Не доверяя прямому слову, Славникова все переводит на язык ощущений, завороженная собственным даром. Она стремится то и дело поднять градус повествования, а потому время от времени впадает в безвкусицу, что почти неизбежно в символистской прозе: «Сразу же выпустив скользкие ребра, Крылов успел ощутить округлый вес подпрыгнувшего полушария и под ним, как в кармане, — дрожащее сердце размером с мышонка»; «Таня смотрела в потолок, будто на звездное небо, и в сердце ее горела звезда».

Подобных примеров, быть может, несколько десятков на тысячи безупречно ограненных образов. Достоинства романа они нисколько не умаляют. Другое дело, что при такой плотности ни острый сюжет, ни фон антиутопии, ни классический каркас любовного треугольника не обещают роману широкого читателя. Впрочем, может быть, этого и не нужно.

Николай Крыщук

Рыба. История одной миграции

Куда плывет «Рыба»?

Велик был соблазн назвать рецензию «Заливная рыба», но — пожертвуем красным словцом в пользу рассудительности. Роман Петра Алешковского «Рыба», вошедший в шорт-лист Букера-2006 и роман Дениса Гуцко «Без пути-следа», получивший Букера в прошлом году, могли бы составить дилогию. У Гуцко главный герой — русский, родившийся и выросший в Грузии, у Алешковского главная героиня — русская, родившаяся и выросшая в Таджикистане. После развала Нерушимого они вынуждены иммигрировать в Россию. На наших глазах по аналогии с «деревенской прозой», «городской прозой», «лагерной прозой» рождается проза «иммигрантская».

Впрочем, хотя «Рыба» и имеет подзаголовок «История одной миграции», тема романа не ограничивается сложностями «акклиматизации» русского на своей исторической родине. Более того, переезды героини — Пенджикент, Душанбе, Харабали, глухие хутора под Волочком, Москва и в перспективе Италия — все это только внешняя канва, позволяющая автору раскрыть «историю души» своей героини. В сущности, Алешковский написал агиографический роман и не скрывает этого.

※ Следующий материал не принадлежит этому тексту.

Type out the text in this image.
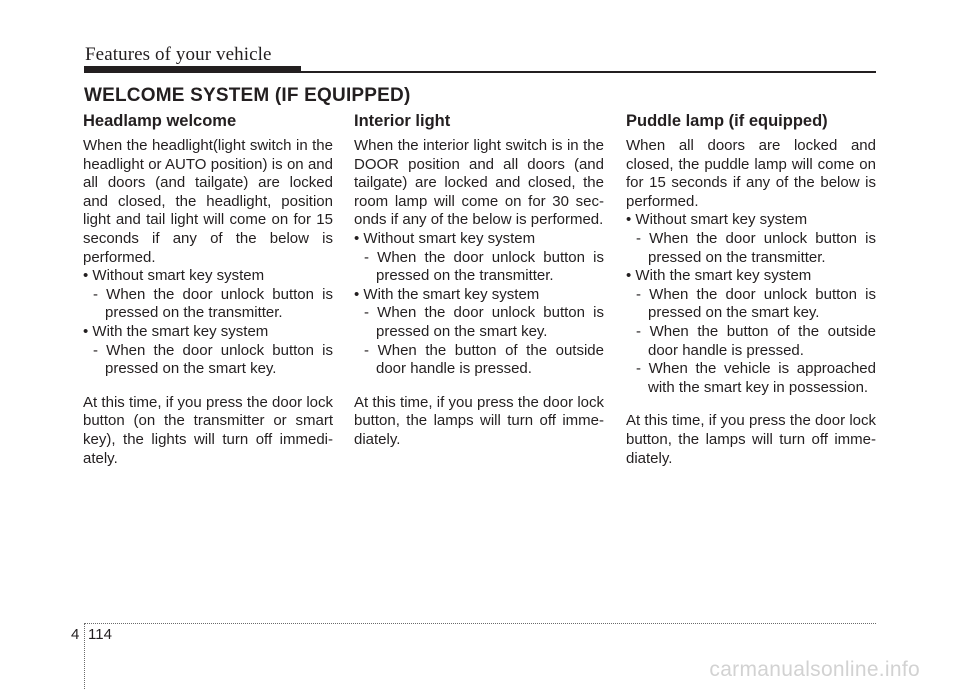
Features of your vehicle
WELCOME SYSTEM (IF EQUIPPED)
Headlamp welcome

When the headlight(light switch in the headlight or AUTO position) is on and all doors (and tailgate) are locked and closed, the headlight, position light and tail light will come on for 15 seconds if any of the below is performed.

• Without smart key system
- When the door unlock button is pressed on the transmitter.
• With the smart key system
- When the door unlock button is pressed on the smart key.

At this time, if you press the door lock button (on the transmitter or smart key), the lights will turn off immedi-ately.

Interior light

When the interior light switch is in the DOOR position and all doors (and tailgate) are locked and closed, the room lamp will come on for 30 sec-onds if any of the below is performed.

• Without smart key system
- When the door unlock button is pressed on the transmitter.
• With the smart key system
- When the door unlock button is pressed on the smart key.
- When the button of the outside door handle is pressed.

At this time, if you press the door lock button, the lamps will turn off imme-diately.

Puddle lamp (if equipped)

When all doors are locked and closed, the puddle lamp will come on for 15 seconds if any of the below is performed.

• Without smart key system
- When the door unlock button is pressed on the transmitter.
• With the smart key system
- When the door unlock button is pressed on the smart key.
- When the button of the outside door handle is pressed.
- When the vehicle is approached with the smart key in possession.

At this time, if you press the door lock button, the lamps will turn off imme-diately.

4 114
carmanualsonline.info
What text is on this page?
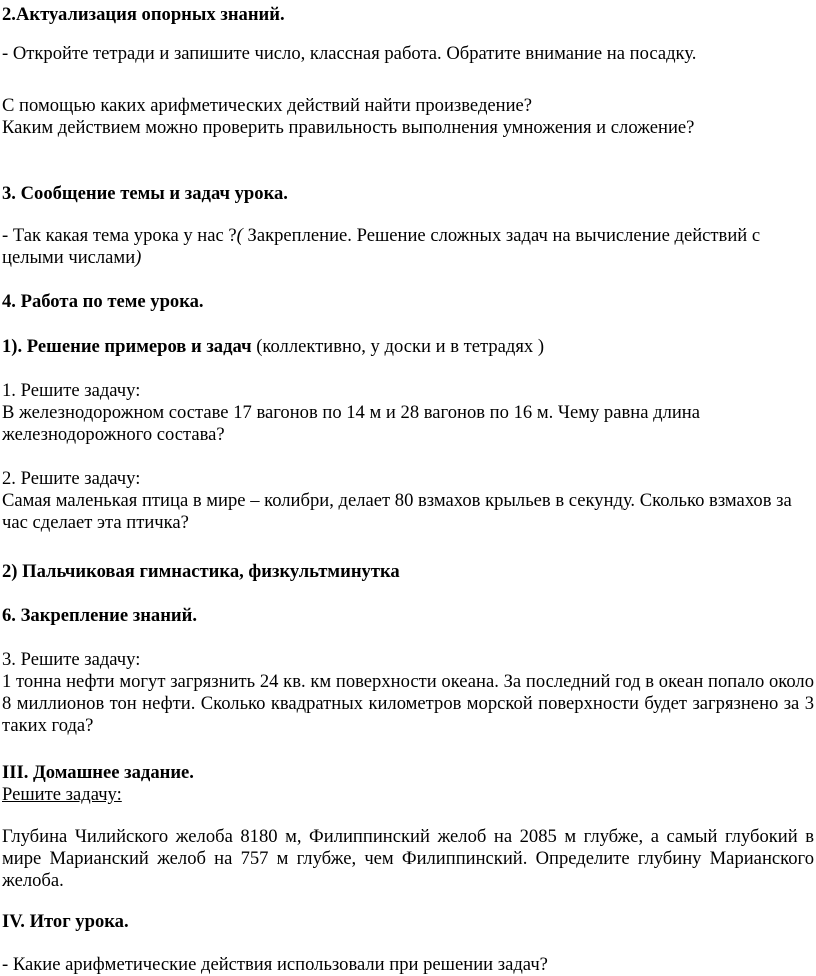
2.Актуализация опорных знаний.
- Откройте тетради и запишите число, классная работа. Обратите внимание на посадку.
С помощью каких арифметических действий найти произведение?
Каким действием можно проверить правильность выполнения умножения и сложение?
3. Сообщение темы и задач урока.
- Так какая тема урока у нас ?( Закрепление. Решение сложных задач на вычисление действий с целыми числами)
4. Работа по теме урока.
1). Решение примеров и задач (коллективно, у доски и в тетрадях )
1. Решите задачу:
В железнодорожном составе 17 вагонов по 14 м и 28 вагонов по 16 м. Чему равна длина железнодорожного состава?
2. Решите задачу:
Самая маленькая птица в мире – колибри, делает 80 взмахов крыльев в секунду. Сколько взмахов за час сделает эта птичка?
2) Пальчиковая гимнастика, физкультминутка
6. Закрепление знаний.
3. Решите задачу:
1 тонна нефти могут загрязнить 24 кв. км поверхности океана. За последний год в океан попало около 8 миллионов тон нефти. Сколько квадратных километров морской поверхности будет загрязнено за 3 таких года?
III. Домашнее задание.
Решите задачу:
Глубина Чилийского желоба 8180 м, Филиппинский желоб на 2085 м глубже, а самый глубокий в мире Марианский желоб на 757 м глубже, чем Филиппинский. Определите глубину Марианского желоба.
IV. Итог урока.
- Какие арифметические действия использовали при решении задач?
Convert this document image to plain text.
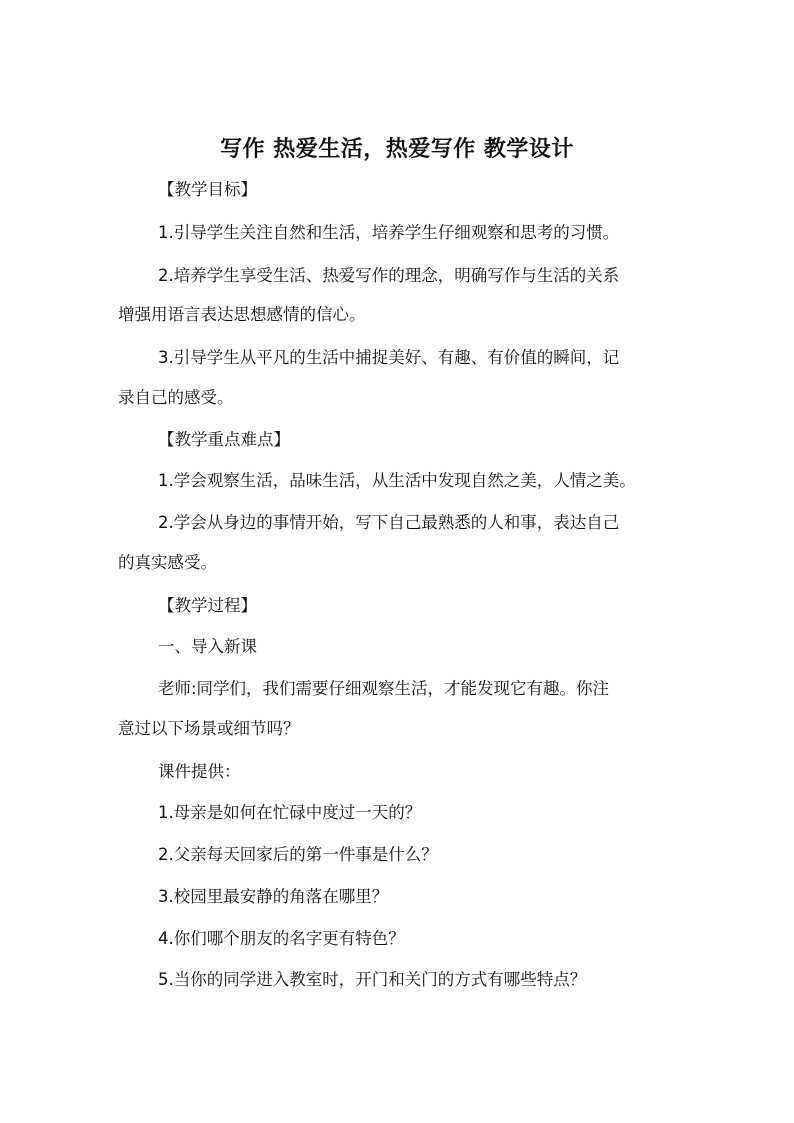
写作 热爱生活，热爱写作 教学设计
【教学目标】
1.引导学生关注自然和生活，培养学生仔细观察和思考的习惯。
2.培养学生享受生活、热爱写作的理念，明确写作与生活的关系
增强用语言表达思想感情的信心。
3.引导学生从平凡的生活中捕捉美好、有趣、有价值的瞬间，记
录自己的感受。
【教学重点难点】
1.学会观察生活，品味生活，从生活中发现自然之美，人情之美。
2.学会从身边的事情开始，写下自己最熟悉的人和事，表达自己
的真实感受。
【教学过程】
一、导入新课
老师:同学们，我们需要仔细观察生活，才能发现它有趣。你注
意过以下场景或细节吗？
课件提供：
1.母亲是如何在忙碌中度过一天的？
2.父亲每天回家后的第一件事是什么？
3.校园里最安静的角落在哪里？
4.你们哪个朋友的名字更有特色？
5.当你的同学进入教室时，开门和关门的方式有哪些特点？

Героиня с говорящим именем Вера, медсестра по образованию и призванию, переживает несчастье за несчастьем, от изнасилования на заре юности до смерти сына и предательства всех любимых мужчин, стойко несет свой крест и не устает повторять слова своей немудрящей молитвы: «Отче-Бог, помоги им, а мне как хочешь». Окружают ее почти сплошь подлецы, алкоголики и наркоманы. Здесь есть герои-носители Авторского Послания Читателю и герои-делающие-все-не-так, есть авторская программа духовной жизни и нет ни тени авторской самоиронии.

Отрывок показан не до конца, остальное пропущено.